Iraqi political analyst Jaafar Ziyara believes that Iran’s land-based evasion operates through a complex, multi-layered network in which Iraq represents the central hub. Iraqi oil, unlike Iranian oil, is not subject to international sanctions and enjoys legal cover in global markets.
“Iran relies on Iraq as a main route for blending and re-exporting oil under an Iraqi identity, via land routes within Iraq, through both official and unofficial crossings, taking advantage of weak oversight or the influence of allied actors in some border areas,” Ziyara explained.
He added that the same network involved in smuggling Iranian oil also facilitates the transfer of raw materials entering Iraq under the cover of civilian goods from China, which are later transported to Iran. These include materials believed to be used in sensitive military industries, such as components for solid rocket fuel.
However, Iranian affairs expert Masoud al-Fak argues that relying on land routes through Iraq as a substitute for maritime ports is not realistic. He noted that Iran’s export infrastructure—especially oil—is designed for large-scale maritime transport that trucks or limited railways cannot match.

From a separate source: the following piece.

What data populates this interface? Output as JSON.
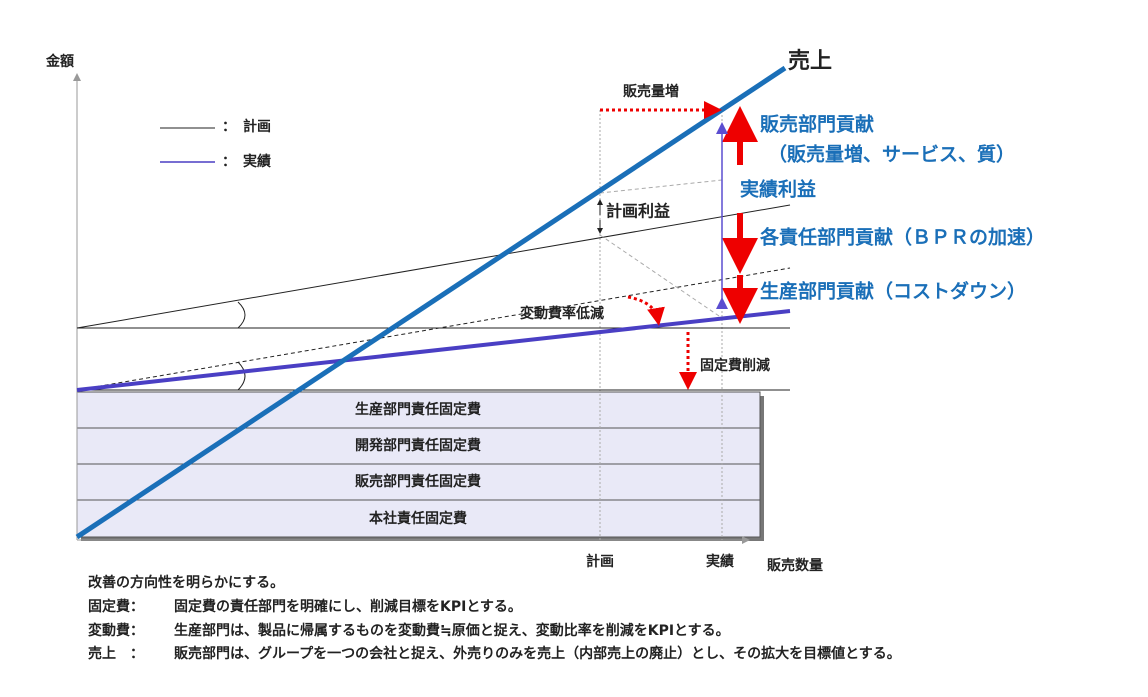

Even if Iran-backed groups have influence inside Iraq, land transport capacity remains limited, more costly, and slower, all under international financial and commercial scrutiny that makes large flows noticeable and easy to track. Iraq itself cannot risk exposing its financial system and oil exports to broad secondary sanctions.
“What Iran can do through Iraq remains within a limited framework: land-based evasion, passing some goods through intermediaries, using front companies, fragmenting shipments to reduce exposure, and possibly expanding regional barter arrangements,” al-Fak said.
He added that the bottleneck is not only at border crossings, but also in the global financial, insurance, and shipping systems—where the United States retains significant influence and oversight.
According to al-Fak, Iran will not be able to fully evade the blockade. Instead, it will pay higher costs per unit of trade, and its ability to export oil will remain fundamentally constrained.
Despite the naval blockade, Iran has managed to export some quantities of oil by sea between April 13 and April 21, according to Reuters.
The agency cited data from analytics firm Vortexa, indicating that about 10.7 million barrels of Iranian crude passed through the Strait of Hormuz and exited the area under U.S. naval blockade. The oil was reportedly smuggled on six tankers that had switched off their automatic identification systems.
The article is a translation of the original Arabic.